Cytochrome c restores PP2A enzymatic activity by sequestering its inhibitor ANP32B. (A) Left panel — Western-Blot against c-myc tag, encoded at the C-terminal of ANP32B_1-251, after performing pull-down assays. Central panel — Western-Blot against the catalytic subunit of PP2A (PP2A-C), demonstrating that the endogenous enzyme was captured by means of the Ni-NTA sepharose matrix. Right panel — Western-Blot against c-myc tag of cell lysates as loading and transfection control. (B–D) Relative PP2A enzymatic activity in HEK293T cell extracts transfected with either pcDNA 3.1-ANP32B_1-251-c-myc (B), pcDNA 3.1-ANP32B_1-161-c-myc (C) or pcDNA 3.1-MBP-ANP32B_162-251-c-myc (D), upon addition of increasing amounts of recombinant Cc.
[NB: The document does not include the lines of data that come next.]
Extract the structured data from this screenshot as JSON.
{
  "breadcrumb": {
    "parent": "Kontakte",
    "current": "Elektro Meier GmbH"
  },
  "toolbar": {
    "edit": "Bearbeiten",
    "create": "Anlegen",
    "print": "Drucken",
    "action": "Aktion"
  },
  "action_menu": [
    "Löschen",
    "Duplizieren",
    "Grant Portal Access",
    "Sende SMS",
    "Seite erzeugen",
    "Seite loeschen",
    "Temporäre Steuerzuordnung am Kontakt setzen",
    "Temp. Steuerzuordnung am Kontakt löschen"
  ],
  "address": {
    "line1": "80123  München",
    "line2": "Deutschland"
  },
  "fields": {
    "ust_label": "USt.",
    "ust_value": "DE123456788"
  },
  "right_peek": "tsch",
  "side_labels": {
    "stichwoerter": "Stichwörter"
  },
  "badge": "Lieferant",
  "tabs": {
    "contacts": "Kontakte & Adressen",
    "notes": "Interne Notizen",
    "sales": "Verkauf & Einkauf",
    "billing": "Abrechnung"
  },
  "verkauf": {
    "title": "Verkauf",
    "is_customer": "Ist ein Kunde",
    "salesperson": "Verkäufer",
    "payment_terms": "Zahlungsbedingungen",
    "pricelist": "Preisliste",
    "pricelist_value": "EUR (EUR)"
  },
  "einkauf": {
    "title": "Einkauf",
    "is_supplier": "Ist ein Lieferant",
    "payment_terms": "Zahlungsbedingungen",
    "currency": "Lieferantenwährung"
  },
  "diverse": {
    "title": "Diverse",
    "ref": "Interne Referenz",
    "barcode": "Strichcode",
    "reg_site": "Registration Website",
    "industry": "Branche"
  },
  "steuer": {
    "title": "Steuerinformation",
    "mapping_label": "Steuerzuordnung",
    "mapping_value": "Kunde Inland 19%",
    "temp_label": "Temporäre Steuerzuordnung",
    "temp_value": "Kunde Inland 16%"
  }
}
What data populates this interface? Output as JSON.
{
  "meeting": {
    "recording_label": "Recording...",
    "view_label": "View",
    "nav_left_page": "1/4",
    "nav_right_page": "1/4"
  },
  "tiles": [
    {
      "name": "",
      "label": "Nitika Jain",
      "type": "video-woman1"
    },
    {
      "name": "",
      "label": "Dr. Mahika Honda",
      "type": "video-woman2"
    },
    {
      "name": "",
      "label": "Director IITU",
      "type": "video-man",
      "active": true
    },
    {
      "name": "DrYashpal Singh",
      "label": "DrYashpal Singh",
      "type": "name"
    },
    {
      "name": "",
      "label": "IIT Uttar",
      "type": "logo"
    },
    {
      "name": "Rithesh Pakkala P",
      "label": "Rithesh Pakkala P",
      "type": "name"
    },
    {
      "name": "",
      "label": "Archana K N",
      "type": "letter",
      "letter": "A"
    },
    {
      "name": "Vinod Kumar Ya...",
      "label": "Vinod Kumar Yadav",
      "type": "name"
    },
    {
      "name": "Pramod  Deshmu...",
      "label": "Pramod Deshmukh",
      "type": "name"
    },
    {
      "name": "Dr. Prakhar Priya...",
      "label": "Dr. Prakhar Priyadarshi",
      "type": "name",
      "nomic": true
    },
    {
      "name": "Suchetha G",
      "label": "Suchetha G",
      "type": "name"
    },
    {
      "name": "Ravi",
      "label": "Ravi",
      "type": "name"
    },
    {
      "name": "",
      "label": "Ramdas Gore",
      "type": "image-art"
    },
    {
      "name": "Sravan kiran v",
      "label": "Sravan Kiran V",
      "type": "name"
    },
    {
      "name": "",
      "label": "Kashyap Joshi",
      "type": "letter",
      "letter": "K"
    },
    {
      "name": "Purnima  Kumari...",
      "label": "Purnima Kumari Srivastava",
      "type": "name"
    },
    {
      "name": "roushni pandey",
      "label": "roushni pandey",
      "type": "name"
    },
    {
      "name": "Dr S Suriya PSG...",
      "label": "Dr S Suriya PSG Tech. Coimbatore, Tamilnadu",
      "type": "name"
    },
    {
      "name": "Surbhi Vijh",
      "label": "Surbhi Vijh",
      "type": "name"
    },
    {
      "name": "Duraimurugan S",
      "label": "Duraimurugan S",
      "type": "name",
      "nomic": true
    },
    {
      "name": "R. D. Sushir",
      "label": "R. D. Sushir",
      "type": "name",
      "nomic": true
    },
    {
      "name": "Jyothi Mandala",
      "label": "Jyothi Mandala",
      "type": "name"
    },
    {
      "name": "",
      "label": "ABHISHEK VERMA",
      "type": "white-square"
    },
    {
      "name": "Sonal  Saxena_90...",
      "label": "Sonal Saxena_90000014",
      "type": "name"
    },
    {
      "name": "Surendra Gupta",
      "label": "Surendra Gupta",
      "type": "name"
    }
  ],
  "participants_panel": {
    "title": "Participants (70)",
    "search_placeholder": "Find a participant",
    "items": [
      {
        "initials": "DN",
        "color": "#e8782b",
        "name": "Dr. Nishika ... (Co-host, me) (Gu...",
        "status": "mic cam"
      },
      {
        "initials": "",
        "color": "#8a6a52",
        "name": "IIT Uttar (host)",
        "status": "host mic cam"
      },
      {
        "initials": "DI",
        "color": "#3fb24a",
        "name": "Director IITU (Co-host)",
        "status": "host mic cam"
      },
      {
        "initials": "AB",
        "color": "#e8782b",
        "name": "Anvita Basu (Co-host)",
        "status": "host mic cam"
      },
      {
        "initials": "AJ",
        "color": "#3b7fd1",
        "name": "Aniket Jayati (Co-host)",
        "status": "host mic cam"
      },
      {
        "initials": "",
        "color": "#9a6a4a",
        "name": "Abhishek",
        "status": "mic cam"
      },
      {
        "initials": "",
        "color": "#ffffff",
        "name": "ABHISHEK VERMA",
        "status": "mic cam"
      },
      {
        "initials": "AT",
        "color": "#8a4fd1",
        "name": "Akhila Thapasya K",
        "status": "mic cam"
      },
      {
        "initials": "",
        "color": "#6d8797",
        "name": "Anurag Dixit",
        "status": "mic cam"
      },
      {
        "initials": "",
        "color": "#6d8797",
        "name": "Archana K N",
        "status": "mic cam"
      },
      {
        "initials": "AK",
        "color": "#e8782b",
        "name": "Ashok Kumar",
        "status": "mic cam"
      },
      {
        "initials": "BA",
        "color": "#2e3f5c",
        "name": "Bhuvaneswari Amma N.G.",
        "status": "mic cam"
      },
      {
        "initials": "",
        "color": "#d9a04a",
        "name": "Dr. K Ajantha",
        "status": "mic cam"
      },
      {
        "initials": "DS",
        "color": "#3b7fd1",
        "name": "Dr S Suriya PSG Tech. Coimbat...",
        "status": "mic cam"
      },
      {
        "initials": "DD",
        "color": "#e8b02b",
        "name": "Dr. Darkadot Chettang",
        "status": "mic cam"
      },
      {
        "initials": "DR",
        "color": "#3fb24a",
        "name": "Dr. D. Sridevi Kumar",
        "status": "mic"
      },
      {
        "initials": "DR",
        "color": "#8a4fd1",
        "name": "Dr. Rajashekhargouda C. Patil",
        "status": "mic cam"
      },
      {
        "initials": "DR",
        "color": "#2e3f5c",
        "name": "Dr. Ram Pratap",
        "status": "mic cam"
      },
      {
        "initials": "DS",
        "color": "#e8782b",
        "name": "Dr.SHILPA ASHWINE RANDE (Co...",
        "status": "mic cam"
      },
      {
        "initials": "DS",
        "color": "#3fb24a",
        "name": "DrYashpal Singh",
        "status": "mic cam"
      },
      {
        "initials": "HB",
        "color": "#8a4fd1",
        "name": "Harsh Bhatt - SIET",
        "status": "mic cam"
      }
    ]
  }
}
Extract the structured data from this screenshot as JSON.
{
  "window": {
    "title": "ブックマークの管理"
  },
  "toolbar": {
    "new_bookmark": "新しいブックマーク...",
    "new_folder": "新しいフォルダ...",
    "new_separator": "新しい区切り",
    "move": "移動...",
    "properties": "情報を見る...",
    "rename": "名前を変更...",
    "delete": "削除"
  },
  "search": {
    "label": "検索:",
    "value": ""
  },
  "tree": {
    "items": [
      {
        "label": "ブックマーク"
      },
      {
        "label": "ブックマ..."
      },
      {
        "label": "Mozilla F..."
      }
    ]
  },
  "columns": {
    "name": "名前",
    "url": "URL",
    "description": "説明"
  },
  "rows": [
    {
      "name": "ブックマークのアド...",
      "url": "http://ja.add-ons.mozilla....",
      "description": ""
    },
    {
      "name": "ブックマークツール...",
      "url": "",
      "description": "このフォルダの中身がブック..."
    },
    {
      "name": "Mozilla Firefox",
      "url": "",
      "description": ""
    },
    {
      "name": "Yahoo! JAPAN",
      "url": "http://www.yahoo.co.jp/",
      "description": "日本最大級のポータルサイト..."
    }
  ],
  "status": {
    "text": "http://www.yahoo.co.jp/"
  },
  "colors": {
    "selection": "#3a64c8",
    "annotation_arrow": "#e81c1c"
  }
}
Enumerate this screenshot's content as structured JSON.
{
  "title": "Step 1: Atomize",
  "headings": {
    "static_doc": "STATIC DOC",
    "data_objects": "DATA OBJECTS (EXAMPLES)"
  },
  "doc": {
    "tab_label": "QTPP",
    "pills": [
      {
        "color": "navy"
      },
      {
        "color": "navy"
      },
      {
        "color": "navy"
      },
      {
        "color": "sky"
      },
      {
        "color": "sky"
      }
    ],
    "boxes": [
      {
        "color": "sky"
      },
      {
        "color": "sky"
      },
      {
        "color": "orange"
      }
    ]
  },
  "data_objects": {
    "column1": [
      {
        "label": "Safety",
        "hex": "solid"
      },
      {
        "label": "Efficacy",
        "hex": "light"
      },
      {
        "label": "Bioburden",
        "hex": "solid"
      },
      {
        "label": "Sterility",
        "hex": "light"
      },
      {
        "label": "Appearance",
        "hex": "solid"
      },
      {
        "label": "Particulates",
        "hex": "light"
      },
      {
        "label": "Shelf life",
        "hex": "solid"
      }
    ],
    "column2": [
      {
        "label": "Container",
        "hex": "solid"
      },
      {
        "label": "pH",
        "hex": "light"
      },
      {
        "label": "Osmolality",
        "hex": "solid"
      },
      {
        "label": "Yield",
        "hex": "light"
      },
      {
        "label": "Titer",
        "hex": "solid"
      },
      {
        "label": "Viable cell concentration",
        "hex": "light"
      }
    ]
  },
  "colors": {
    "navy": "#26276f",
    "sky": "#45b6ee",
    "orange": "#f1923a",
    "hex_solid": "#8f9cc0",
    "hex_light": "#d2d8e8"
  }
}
Cells transfected with empty pcDNA 3.1 were used as control (left bar in all panels). Each activity value corresponds to the average ± S.D. of three independent experiments. Detection by Western-Blot of transfected ANP32B species in cell extracts shown in panels B–D, by using anti-c-myc antibody, are included.